I think of my favorite portion of Jack Kerouac’s infamous roman-a-clef On the Road where Carlo Marx (Allen Ginsberg) described his recent time spent with Dean Moriarty (Neal Cassady) illustrates the opposing phenomenon quite well: “Dean and I are embarked on a tremendous season together. We’re trying to communicate with absolute honestly an absolute completeness of everything on our minds. Sometimes we stay up for two days getting down to the bottom of our mind… We sit on the bed, cross-legged, facing each other.” Facing each other and facing them selves, it is at once one of the scariest and most exhilarating experiences possible because in deeply talking to another you must deeply talk to yourself, sincerely.

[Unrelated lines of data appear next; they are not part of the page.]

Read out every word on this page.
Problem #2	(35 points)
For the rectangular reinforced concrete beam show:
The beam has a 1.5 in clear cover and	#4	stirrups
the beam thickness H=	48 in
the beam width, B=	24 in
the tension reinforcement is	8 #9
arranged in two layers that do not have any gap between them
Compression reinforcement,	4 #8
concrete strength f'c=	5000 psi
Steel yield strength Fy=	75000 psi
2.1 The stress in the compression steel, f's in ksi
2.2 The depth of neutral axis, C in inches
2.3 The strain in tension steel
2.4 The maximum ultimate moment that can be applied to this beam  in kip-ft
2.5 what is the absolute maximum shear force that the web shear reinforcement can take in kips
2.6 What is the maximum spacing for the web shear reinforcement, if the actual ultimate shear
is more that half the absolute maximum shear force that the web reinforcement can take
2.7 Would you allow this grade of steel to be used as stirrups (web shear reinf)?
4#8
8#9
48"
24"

Although we may not have the courage to bear ourselves to another beyond a passing, clean and clichéd “Hello! How are you,” fake smile and other such default graces, we still deeply crave the connection. Hence, in conjunction with the economic demands and technological advances of the developing times, we now have the metropolitan and hi-tech separation of people into boxed realms that duplicate the denied socialization.

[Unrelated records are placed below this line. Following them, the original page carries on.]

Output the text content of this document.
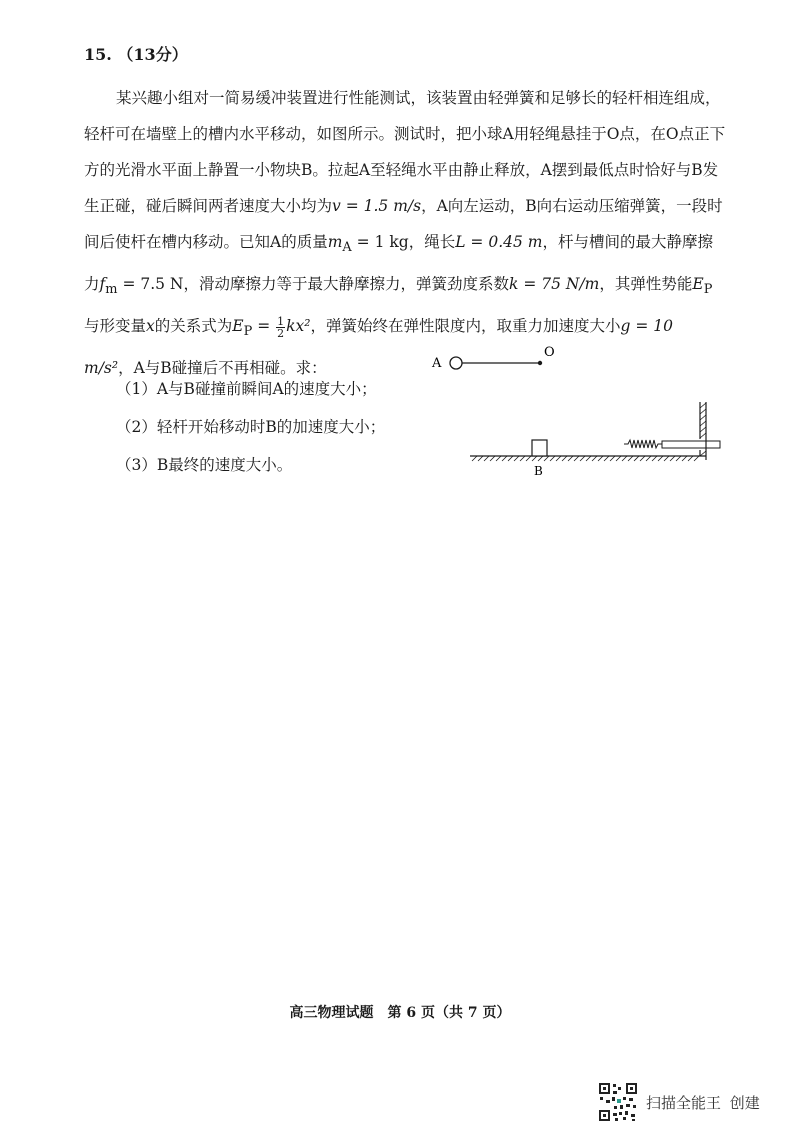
15. （13分）

某兴趣小组对一简易缓冲装置进行性能测试，该装置由轻弹簧和足够长的轻杆相连组成，轻杆可在墙壁上的槽内水平移动，如图所示。测试时，把小球A用轻绳悬挂于O点，在O点正下方的光滑水平面上静置一小物块B。拉起A至轻绳水平由静止释放，A摆到最低点时恰好与B发生正碰，碰后瞬间两者速度大小均为v = 1.5 m/s，A向左运动，B向右运动压缩弹簧，一段时间后使杆在槽内移动。已知A的质量$m_A = 1$ kg，绳长L = 0.45 m，杆与槽间的最大静摩擦力$f_m = 7.5$ N，滑动摩擦力等于最大静摩擦力，弹簧劲度系数k = 75 N/m，其弹性势能$E_P$与形变量x的关系式为$E_P = \frac{1}{2} kx^2$，弹簧始终在弹性限度内，取重力加速度大小g = 10 m/s²，A与B碰撞后不再相碰。求：

（1）A与B碰撞前瞬间A的速度大小；
（2）轻杆开始移动时B的加速度大小；
（3）B最终的速度大小。
A
O
B
高三物理试题　第 6 页（共 7 页）
扫描全能王 创建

Cars allow you dramatic radio shows and audio books; living rooms provide an endless televisual landscape of 30-minute dramas of human connection; iPods make these amenities portable on even public transportation. Like a computer chip, like clicks on a Facebook page, roads and sidewalks are like a circuitry, not a place to enjoy the company of others, but as “in-betweens” to a “somewhere.” In fact, it almost comes off as garish if someone has an interaction with someone in the middle of a trafficked area while we all listen in to our mediated bits of commoditized human drama. These privatized means of feeling a social connection is the result of the dominance of one set of social values over another in the attitudes leading up to these infrastructural changes, not the result of a technology creating a set of values. We all primp in front of the mirror in an unspoken assumption of what appearances are acceptable, of what social connections are appropriate to be presented, walk in straight lines, feel confused when someone smiles at us or – egads! – strikes up a conversation in a long line beyond a comment on the weather.
We may now gaze upon our hundreds of Facebook friends with a superficial satiety – look, we say, look how any people I know! – and please ourselves with the 24 hour trivial ping pong game of the newsfeed. Of course, the anonymity of the Internet, dropped of the consequences of identity, is opening up connections however shadowed in the corners of cyberspace they may be.

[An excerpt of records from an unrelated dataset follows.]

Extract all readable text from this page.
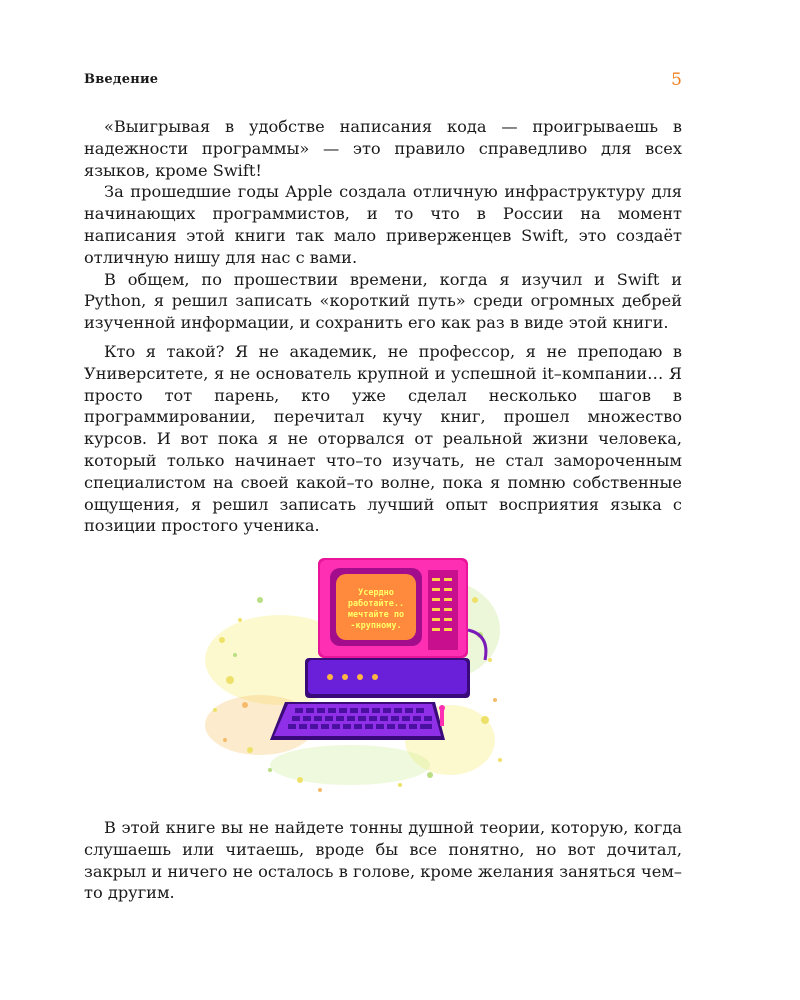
Введение	5

«Выигрывая в удобстве написания кода — проигрываешь в надежности программы» — это правило справедливо для всех языков, кроме Swift!

За прошедшие годы Apple создала отличную инфраструктуру для начинающих программистов, и то что в России на момент написания этой книги так мало приверженцев Swift, это создаёт отличную нишу для нас с вами.

В общем, по прошествии времени, когда я изучил и Swift и Python, я решил записать «короткий путь» среди огромных дебрей изученной информации, и сохранить его как раз в виде этой книги.

Кто я такой? Я не академик, не профессор, я не преподаю в Университете, я не основатель крупной и успешной it–компании… Я просто тот парень, кто уже сделал несколько шагов в программировании, перечитал кучу книг, прошел множество курсов. И вот пока я не оторвался от реальной жизни человека, который только начинает что–то изучать, не стал замороченным специалистом на своей какой–то волне, пока я помню собственные ощущения, я решил записать лучший опыт восприятия языка с позиции простого ученика.

Усердно
работайте..
мечтайте по
-крупному.

В этой книге вы не найдете тонны душной теории, которую, когда слушаешь или читаешь, вроде бы все понятно, но вот дочитал, закрыл и ничего не осталось в голове, кроме желания заняться чем–то другим.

At what a bruising and exacting price that we commit this safe loneliness to ourselves, a life-long season of self-imposed blight and betrayal that cannot fail to leave sad yearning that not even the television, or any level of mechanization can entirely pacify! I personally boast two of my best friends on the outreaches of the Internet with which I may be as tone deaf as I please with regards to social conventions and graces and laugh with like a virtual mélange of Internet whores (vulgar because it’s real) whose keyboards are ripe for infinite tapping in the cyber web mansion of You Tube-ian aficionados and Blogosphere addicts. I can only recommend that if you see a teeny glint of another soul that you recognize yourself in, virtual or not, you reach out and grab it with whatever “mechanization” you might have. Be it a click or a hand, reach out… sincerely.